Des ANR très moins inclusives
Le projet de réformes institutionnelles oriente les tenants du pouvoir vers les Assises Nationales de Refondation dont la phase finale était de déterminer les principales réformes institutionnelles à mener, mais aussi fixer la date des futures élections, présidentielles et législatives, qui doivent marquer la fin de la transition amorcée à la suite du coup d’État militaire d’août 2020. Toutefois, ce projet de réforme est vu par certains partis politiques comme un leurre élaboré par les militaires. Ils estiment que c’est une tactique qui vise à prolonger la transition qui tend vers sa fin. Initialement prévue pour une durée de 18 mois, le ‘’régime militaire’’ connaîtra vraisemblablement une prolongation. Le RPM de l’ancien président Ibrahim Boubacar Keïta, le PARENA de Tiébilé Dramé, le CODEM d’Housseini Amion Guindo, le PS d’Amadou Koïta : plusieurs dizaines de partis, certains de poids, ont catégoriquement refusé d’y prendre part.
Les organisateurs ont estimé que les conclusions des Assises seront représentatives et légitimes. Les partis réfractaires jugent ces Assises trop coûteuses et redondantes, compte tenu des nombreuses concertations nationales déjà réalisées. Ils refusent surtout de lier la réflexion sur l’avenir du pays à la détermination de la durée de la période de transition.

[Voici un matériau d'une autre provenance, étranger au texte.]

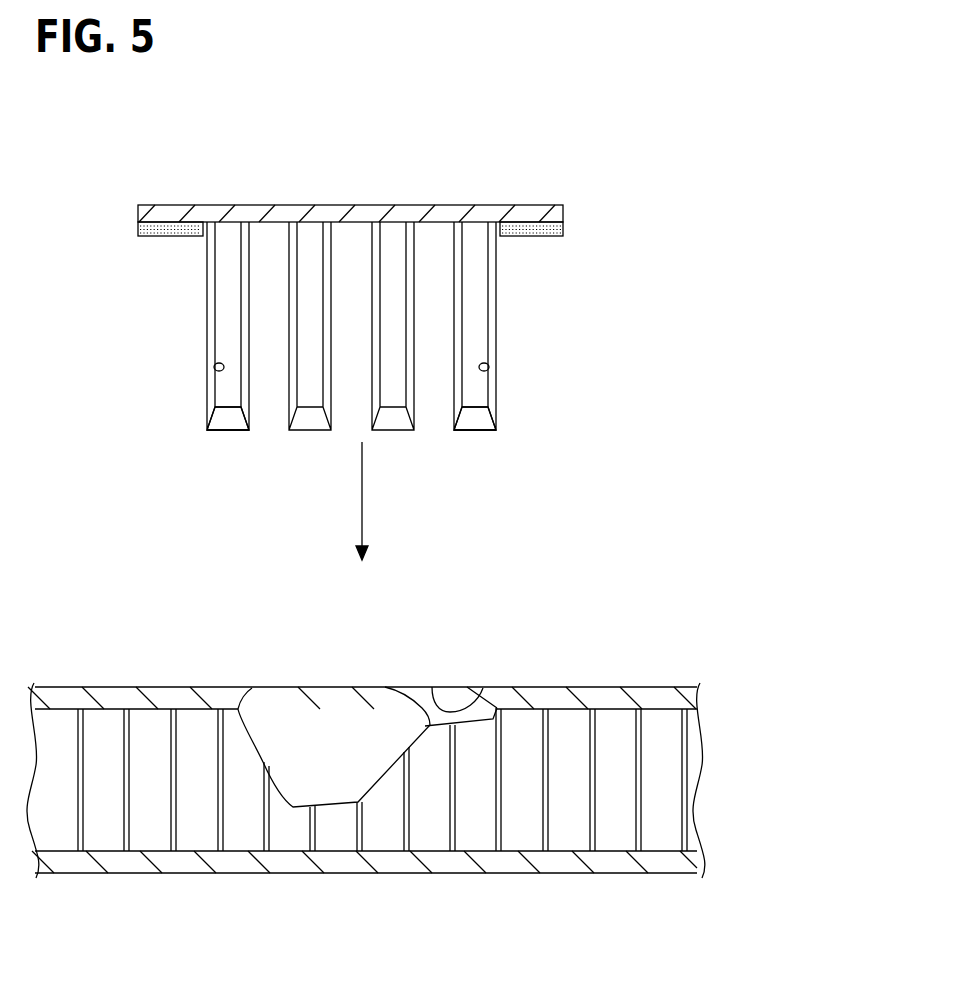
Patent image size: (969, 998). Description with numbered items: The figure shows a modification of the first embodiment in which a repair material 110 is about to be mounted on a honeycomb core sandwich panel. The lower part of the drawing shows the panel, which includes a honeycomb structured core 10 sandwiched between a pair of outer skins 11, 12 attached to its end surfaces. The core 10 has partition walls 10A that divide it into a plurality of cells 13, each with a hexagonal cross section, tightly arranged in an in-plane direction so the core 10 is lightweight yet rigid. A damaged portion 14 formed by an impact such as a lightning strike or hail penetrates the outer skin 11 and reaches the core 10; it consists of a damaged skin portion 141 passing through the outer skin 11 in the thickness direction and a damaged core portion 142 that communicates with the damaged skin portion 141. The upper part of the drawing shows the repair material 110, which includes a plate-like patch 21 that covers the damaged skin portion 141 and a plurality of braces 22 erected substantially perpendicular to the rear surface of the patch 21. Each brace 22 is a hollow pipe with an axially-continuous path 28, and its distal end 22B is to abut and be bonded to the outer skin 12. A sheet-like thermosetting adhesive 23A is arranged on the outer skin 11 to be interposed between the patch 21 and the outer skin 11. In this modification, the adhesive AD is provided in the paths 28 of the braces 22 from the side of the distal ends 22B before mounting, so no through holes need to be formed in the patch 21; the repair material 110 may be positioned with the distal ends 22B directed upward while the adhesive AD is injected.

« Les assises nationales de la refondation de l’État du Mali constitueront un moment privilégié d’examen collectif de conscience et de prospective, un événement précurseur du processus de renaissance de notre pays ». Le chef de la junte malienne Assimi Goïta ne minimise pas les effets de la série de consultations lancée dans le pays depuis le 11 décembre.